Jawaban Margono Tanuwijaya Saat Honda Dianggap Follower | Bonsaibiker

Jawaban Margono Tanuwijaya Saat Honda Dianggap Follower

Jawaban-Margono-Tanuwijaya-Saat-Honda-Dianggap-Follower

Jawaban Margono Tanuwijaya Saat Honda Dianggap Follower

Jawaban Margono Tanuwijaya saat Honda dianggap follower menarik utuk disimak gan. Ya, belakangan PT Astra Honda Motor (AHM) sering dianggap menjadi “follower” dan bukan menjadi “first mover” dalam menelurkan produknya. AHM dianggap menghadirkan motor-motor yang jenisanya sama dengan kompetitornya, lalu dibilang mengekor. Contoh saja Sonic 150R yang hadir setelah Suzuki Satria F150 menuai sukses. Atau, juga dulu Honda Beat yang berbentuk matik hadir setelah Yamaha Mio hadir duluan sebagai penguasa matik. Di segmen sport orang juga bertanya seperti halnya Honda CB150R StreetFire menjadi pengikut Yamaha V-Ixion. Lalu CBR 150 yang baru dibikin lebih nungging alaR 15. Paling santer adalah isu belakangan tentang New CBR 250 yang banyak dibilang ngikut Ninja 250 atau R 25, demikian juga ar kabar bahwa Honda menyiapkan motor bebek super 150 cc yang bakal ngekor kesuksesan Yamaha MX King 150, betulkan.

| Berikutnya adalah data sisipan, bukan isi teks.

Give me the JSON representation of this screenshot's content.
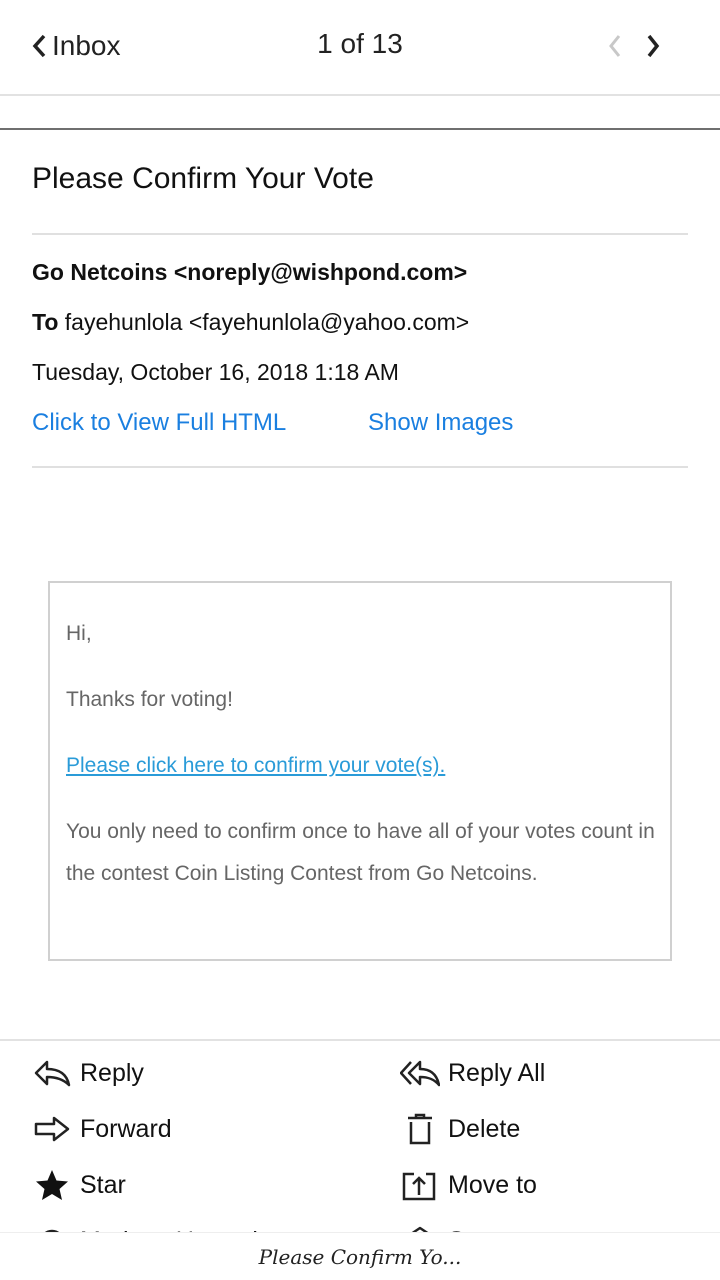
{
  "header": {
    "back_label": "Inbox",
    "counter": "1 of 13"
  },
  "email": {
    "subject": "Please Confirm Your Vote",
    "from": "Go Netcoins <noreply@wishpond.com>",
    "to_label": "To",
    "to_value": "fayehunlola <fayehunlola@yahoo.com>",
    "date": "Tuesday, October 16, 2018 1:18 AM",
    "view_html_link": "Click to View Full HTML",
    "show_images_link": "Show Images"
  },
  "body": {
    "greeting": "Hi,",
    "thanks": "Thanks for voting!",
    "confirm_link": "Please click here to confirm your vote(s).",
    "info": "You only need to confirm once to have all of your votes count in the contest Coin Listing Contest from Go Netcoins."
  },
  "actions": {
    "reply": "Reply",
    "reply_all": "Reply All",
    "forward": "Forward",
    "delete": "Delete",
    "star": "Star",
    "move_to": "Move to",
    "mark_unread": "Mark as Unread",
    "spam": "Spam"
  },
  "footer": {
    "tab_title": "Please Confirm Yo..."
  },
  "colors": {
    "link": "#1a7fe0",
    "body_link": "#2a9bd8"
  }
}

Ketika acara Peluncuran All New CBR 500 R beserta peluncuran 3 model Facelift Moge dan dua motor matik Honda di Potato Head Grage yang berlokasi di Sudirman Jaksel pada jumat 26-02-2016 lalu, James Bons dan beberapa blogger diberi kesempatan untuk berbicara langsung Direktur Pemasaran AHM, Margono Tanuwijaya. James Bons sampaikan pertanyaan tersebut tentang benarkah bahwa AHM bisa dibilang Follower?

Pak Margono ini dengan santai menyampaikan penjabarannya secara panjang lebar. Pertama yang disoroti adalah bahwa ini sebenarnya bukan masalah pabrikan mana yang ‘mengikuti’ atau diikuti.  Mungkin benar ada produk AHM yang bisa dibilang mengikuti produk lain, namun beliau menegaskan, AHM tidak 100 persen benar mengekor ke pabrikan lainnya. Yang ada adalah produk akan keluar mengikuti perkembangan zaman atau tuntutan masyarakat.
“…. Itu kan masalah timing, ……prioritas. Soal mana duluan menurut saya sih enggak ada. Itu tergantung timingnya mana yang harus didahulukan” kata Pak Margono.

Memang boleh jadi trending model di kalangan konsumen memang menuntut pabrikan mengeluarkan produk yang boleh jadi akan sama dengan yang dikeluarkan kompatitor, hanya saja ada yang ngeluarin duluan ada yang ngeluarin belakangan. Contohnya ada beberapa waktu Honda menjadi yang pertama, musalkan ketika Honda mengeluarkan PCX, lalu yamaha mengeluarkan NMAX, demikian juga ketika Yamaha mengeluarkan Fino kalau itu disebut mengekor berarti mengekor Honda Scoopy. So itu menurut pak margono adalah masalah timing dan prioritas.

Jelasnya menurut pak margono masing-masing perusahaan pasti punya strateginya masing-masing, untuk memutuskan kapan meluncurkan sebuah produk, sehingga tak bisa mutlak dikatakan bahwa siapa yang lebih dulu meluncurkan produk di segmen baru disebut first mover dan yang belakangan disebut follower.

Ada juga produk yang tak ada kopatitornya seperti Honda Verza, CS1 dan sebagainya.